如果编译器决定将x放在rbp +/- X,它也会在该变量的范围或生命周期内在同一位置访问它

#2


9  

CFI stands for call frame information. It's the way the compiler describes what happens in a function. It can be used by the debugger to present a call stack, by the linker to synthesise exceptions tables, for stack depth analysis and other things like that.

CFI代表呼叫帧信息。这是编译器描述函数中发生的事情的方式。调试器可以使用它来呈现调用堆栈,链接器可以合成异常表,进行堆栈深度分析以及其他类似的事情。

Effectively, it describes where resources such as processor registers are stored and where the return address is.

实际上,它描述了存储处理器寄存器等资源以及返回地址的位置。

CFA stands for call frame address, which mean the address the stack pointer location of the caller function. This is needed to pick up information about the next frame on the stack.

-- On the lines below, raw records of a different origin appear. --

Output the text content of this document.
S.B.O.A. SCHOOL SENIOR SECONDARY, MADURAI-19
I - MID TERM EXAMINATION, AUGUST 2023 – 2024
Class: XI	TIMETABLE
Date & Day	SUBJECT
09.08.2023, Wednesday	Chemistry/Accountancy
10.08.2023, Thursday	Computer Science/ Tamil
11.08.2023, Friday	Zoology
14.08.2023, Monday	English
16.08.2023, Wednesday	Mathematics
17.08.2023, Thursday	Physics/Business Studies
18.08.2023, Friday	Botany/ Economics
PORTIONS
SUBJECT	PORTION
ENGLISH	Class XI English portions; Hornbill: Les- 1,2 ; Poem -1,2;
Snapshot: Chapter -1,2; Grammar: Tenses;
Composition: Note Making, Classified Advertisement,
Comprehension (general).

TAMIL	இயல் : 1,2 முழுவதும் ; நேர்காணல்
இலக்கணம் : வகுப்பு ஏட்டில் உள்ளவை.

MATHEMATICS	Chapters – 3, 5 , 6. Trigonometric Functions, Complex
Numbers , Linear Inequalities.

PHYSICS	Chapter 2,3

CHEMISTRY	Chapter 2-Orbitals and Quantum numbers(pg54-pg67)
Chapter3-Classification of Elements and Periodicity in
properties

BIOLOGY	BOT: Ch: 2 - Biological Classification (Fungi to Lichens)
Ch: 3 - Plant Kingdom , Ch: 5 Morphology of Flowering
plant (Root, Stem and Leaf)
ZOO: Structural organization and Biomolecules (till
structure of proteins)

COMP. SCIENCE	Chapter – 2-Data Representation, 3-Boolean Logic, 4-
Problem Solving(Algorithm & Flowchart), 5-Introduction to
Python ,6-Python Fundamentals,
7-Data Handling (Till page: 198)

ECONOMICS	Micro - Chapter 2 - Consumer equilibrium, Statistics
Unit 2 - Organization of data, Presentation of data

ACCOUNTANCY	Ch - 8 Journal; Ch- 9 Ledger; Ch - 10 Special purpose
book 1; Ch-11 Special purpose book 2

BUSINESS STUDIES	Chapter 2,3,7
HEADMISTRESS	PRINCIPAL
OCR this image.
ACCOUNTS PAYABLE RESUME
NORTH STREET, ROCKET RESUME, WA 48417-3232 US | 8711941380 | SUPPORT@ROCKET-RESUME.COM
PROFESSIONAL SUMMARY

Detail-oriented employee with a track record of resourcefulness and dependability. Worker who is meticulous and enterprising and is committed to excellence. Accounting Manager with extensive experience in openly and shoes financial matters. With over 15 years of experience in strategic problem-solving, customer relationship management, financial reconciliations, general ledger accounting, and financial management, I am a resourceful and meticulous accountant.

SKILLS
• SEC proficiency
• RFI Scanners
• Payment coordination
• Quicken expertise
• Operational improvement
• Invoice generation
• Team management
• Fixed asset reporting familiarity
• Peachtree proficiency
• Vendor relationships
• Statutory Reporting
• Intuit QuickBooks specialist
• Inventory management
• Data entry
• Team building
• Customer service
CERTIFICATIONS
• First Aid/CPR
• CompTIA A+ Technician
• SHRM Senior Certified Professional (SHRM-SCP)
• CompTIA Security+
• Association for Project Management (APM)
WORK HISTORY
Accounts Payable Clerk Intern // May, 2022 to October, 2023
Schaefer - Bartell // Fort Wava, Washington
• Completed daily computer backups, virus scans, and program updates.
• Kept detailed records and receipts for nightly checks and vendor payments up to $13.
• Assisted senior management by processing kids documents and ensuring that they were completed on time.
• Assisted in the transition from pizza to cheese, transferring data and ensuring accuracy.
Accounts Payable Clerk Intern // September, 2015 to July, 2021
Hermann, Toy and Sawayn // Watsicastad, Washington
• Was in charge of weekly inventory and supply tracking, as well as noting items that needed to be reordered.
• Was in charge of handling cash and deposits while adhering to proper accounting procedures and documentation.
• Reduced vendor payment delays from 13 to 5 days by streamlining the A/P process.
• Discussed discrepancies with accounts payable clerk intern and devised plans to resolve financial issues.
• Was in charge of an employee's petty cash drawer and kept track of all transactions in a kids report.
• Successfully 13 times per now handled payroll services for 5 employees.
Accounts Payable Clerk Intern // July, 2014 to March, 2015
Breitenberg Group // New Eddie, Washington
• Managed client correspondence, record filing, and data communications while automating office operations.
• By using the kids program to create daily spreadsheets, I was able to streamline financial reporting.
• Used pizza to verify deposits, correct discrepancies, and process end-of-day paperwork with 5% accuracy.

CFA代表调用帧地址,它表示调用者函数的堆栈指针位置的地址。这需要获取有关堆栈上下一帧的信息。

#3


1  

The 48 is to skip over both the arguments and the locals. The 5 byte array is aligned on an 8 byte boundary, and the 10 byte on a 16 byte boundary. The arguments take 8 bytes each, so 3*8 for arguments plus 8 + 16 for locals gives 24+24 or 48. You can see it in gdb just by asking for the address of each of those things.

48是跳过参数和本地人。 5字节数组在8字节边界上对齐,而10字节在16字节边界上对齐。参数每个需要8个字节,因此参数的3 * 8加上本地的8 + 16给出了24 + 24或48.您可以通过询问每个事物的地址在gdb中看到它。